Flexing di Media Sosial
Oleh: Dr. Dian Umar
Gara-gara kasus anak pejabat ditjen pajak, Mario Dandy Satrio, istilah flexing menjadi trending topik di media sosial. Pada akhirnya menyoroti kehidupan para pejabat publik yang bergaya hidup mewah.
Flexing adalah orang yang suka memamerkan diri, misalnya pamer harta kekayaan, gaya hidup, aktivitas sosial, prestasi hingga pamer beribadah.
Mengapa orang suka flexing? Biasanya flexing dilakukan sebagai upaya untuk menutupi kekurangan harga diri hingga berupaya membuat orang terkesan dengan dirinya. Ketika orang tersebut mengunggah sesuatu yang dinilai berharga oleh orang lain dan memerlukan validasi bahwa dia dapat dianggap hebat dan berharga sehingga orang-orang akan kagum kepada dirinya.

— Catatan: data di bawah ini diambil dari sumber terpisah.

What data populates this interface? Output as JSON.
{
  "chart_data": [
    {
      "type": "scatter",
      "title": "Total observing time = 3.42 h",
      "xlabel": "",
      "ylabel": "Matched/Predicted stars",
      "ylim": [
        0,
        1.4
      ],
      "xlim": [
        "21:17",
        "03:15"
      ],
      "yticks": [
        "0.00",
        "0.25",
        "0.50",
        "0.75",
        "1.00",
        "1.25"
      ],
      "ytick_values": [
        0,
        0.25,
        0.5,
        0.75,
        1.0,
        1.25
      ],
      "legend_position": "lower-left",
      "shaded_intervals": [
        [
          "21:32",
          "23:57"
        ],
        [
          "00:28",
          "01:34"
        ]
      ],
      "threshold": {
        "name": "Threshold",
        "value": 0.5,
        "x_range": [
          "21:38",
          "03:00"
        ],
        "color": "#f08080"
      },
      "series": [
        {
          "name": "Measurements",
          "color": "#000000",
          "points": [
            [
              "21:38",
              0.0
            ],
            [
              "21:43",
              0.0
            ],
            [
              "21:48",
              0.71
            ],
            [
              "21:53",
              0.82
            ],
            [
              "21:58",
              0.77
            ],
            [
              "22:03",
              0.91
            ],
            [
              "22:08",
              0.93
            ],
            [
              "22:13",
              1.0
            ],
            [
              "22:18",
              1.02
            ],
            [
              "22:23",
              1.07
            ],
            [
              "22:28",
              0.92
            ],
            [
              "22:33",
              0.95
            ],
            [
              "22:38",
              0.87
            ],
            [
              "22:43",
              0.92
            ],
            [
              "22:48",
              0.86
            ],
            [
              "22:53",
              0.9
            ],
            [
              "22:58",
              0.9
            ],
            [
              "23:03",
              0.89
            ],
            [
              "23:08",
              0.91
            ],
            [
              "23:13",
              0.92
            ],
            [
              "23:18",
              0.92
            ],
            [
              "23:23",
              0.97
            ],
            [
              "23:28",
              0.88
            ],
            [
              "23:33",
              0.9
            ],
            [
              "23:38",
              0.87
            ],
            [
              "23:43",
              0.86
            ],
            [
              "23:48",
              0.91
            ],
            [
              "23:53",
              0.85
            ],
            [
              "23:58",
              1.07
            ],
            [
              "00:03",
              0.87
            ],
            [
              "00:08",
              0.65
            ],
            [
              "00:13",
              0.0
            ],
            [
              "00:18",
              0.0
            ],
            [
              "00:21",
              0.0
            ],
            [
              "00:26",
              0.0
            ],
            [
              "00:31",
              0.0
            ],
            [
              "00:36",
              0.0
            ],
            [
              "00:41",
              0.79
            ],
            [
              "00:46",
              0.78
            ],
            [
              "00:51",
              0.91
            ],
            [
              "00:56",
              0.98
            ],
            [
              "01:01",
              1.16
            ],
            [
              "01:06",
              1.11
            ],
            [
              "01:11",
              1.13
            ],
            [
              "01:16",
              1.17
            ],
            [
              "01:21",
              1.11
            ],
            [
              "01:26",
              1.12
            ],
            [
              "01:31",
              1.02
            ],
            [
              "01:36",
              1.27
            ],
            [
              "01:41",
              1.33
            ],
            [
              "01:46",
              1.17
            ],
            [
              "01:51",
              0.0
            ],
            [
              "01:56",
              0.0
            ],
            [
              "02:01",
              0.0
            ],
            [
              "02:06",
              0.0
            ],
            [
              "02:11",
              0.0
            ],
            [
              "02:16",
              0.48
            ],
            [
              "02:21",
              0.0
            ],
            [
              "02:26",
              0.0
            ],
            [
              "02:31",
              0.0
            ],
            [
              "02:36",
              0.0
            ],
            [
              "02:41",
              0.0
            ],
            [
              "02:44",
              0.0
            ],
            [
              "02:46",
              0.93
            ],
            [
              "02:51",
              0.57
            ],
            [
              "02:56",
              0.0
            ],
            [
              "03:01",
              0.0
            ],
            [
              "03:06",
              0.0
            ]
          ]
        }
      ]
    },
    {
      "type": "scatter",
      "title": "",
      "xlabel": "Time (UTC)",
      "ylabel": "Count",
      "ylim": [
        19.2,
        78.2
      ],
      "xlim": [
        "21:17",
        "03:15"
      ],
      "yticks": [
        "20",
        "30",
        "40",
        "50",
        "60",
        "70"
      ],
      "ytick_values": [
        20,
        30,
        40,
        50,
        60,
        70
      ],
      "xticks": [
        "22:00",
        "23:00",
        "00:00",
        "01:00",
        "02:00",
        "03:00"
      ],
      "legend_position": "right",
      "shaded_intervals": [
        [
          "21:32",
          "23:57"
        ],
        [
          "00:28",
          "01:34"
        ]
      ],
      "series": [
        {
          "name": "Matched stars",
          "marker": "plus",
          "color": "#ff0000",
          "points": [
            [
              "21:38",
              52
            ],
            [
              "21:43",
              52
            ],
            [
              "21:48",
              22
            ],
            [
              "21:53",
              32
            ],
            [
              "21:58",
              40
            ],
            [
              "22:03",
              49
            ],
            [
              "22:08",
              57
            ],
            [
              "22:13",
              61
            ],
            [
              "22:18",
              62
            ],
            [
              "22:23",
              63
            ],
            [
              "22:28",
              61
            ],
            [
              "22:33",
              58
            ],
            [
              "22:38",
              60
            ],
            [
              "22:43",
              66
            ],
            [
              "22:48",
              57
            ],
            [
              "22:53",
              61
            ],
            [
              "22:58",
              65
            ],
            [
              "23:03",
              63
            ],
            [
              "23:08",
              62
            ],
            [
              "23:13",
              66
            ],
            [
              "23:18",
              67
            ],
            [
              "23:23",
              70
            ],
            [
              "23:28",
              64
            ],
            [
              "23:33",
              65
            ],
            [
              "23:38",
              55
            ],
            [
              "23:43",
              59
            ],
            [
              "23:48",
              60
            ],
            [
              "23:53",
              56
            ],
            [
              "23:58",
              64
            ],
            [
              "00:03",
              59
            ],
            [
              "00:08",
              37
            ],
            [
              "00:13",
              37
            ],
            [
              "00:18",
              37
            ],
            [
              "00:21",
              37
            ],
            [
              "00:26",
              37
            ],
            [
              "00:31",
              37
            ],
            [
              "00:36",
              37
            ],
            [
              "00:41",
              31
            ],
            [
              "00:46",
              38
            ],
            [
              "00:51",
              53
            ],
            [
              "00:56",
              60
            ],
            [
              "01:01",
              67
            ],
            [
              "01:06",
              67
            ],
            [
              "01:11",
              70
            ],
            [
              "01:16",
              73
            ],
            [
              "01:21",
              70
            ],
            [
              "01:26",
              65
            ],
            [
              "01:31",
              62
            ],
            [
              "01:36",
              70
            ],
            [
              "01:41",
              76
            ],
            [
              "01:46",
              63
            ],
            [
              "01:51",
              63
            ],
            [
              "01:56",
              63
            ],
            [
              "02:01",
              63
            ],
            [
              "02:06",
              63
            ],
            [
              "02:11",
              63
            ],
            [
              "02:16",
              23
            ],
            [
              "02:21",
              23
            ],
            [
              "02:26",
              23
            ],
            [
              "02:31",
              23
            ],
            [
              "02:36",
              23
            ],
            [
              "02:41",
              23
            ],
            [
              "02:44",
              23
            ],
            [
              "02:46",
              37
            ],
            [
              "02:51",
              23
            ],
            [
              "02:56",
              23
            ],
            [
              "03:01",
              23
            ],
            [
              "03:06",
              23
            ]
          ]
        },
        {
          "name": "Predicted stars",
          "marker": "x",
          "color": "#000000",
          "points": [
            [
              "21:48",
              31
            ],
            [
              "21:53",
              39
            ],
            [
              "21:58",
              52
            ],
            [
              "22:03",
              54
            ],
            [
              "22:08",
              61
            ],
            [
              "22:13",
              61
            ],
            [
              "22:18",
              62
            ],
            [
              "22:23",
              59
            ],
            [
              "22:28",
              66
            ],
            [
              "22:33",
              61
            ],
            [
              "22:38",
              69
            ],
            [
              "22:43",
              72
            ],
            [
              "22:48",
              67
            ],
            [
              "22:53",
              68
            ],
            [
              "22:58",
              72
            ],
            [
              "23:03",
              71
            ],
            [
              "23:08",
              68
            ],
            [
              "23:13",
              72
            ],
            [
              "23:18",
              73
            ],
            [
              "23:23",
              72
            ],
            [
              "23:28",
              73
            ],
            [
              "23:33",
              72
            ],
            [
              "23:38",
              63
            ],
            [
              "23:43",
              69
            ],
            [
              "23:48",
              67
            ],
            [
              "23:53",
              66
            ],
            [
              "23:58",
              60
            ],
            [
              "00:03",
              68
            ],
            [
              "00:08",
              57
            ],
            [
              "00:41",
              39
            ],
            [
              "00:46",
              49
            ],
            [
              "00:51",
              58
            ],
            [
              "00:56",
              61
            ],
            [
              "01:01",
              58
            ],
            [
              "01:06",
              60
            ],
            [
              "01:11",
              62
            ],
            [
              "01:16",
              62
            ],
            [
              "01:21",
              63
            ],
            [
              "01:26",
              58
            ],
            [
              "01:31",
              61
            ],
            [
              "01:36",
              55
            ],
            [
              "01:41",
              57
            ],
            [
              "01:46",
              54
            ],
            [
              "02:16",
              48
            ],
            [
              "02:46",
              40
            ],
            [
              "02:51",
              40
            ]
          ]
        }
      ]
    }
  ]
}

Fenomena flexing berkembang seiring dengan hadirnya media sosial. Orang yang senang flexing ada kecenderungan berperilaku impulsif. Misalnya membeli barang-barang bermerek hanya untuk dipamerkan di media sosial.
Flexing salah satu teknik dari manajemen impresi diri, biasanya dilakukan agar orang tersebut bisa diterima, diakui dan layak menjadi bagian dari komunitas tertentu. Jika flexing menjadi satu-satunya aktivitas dalam mengembangkan impresi diri dapat berdampak buruk pada perkembangan pribadinya, merasa cemas apabila tidak mengunggah sesuatu dan merasa tersaingi oleh orang lain yang juga melakukan flexing. Akhirnya flexing menjadi toxic bagi dirinya.
Salah satu tulisan yang dilansir Forbes mengungkapkan di dunia bisnis banyak CEO memoles penampilannya dengan barang-barang bermerk untuk membangun kesan tertentu. Ini juga merupakan bagian dari flexing dan sah- sah saja. Namun impresi diri yang baik bukan sekedar memoles casing (penampilan diri) seyogianya diiringi dengan kualitas diri yang mumpuni. Kesuksesan seseorang dapat diraih melalui 3 hal: Intelektual, talenta dan pesona diri.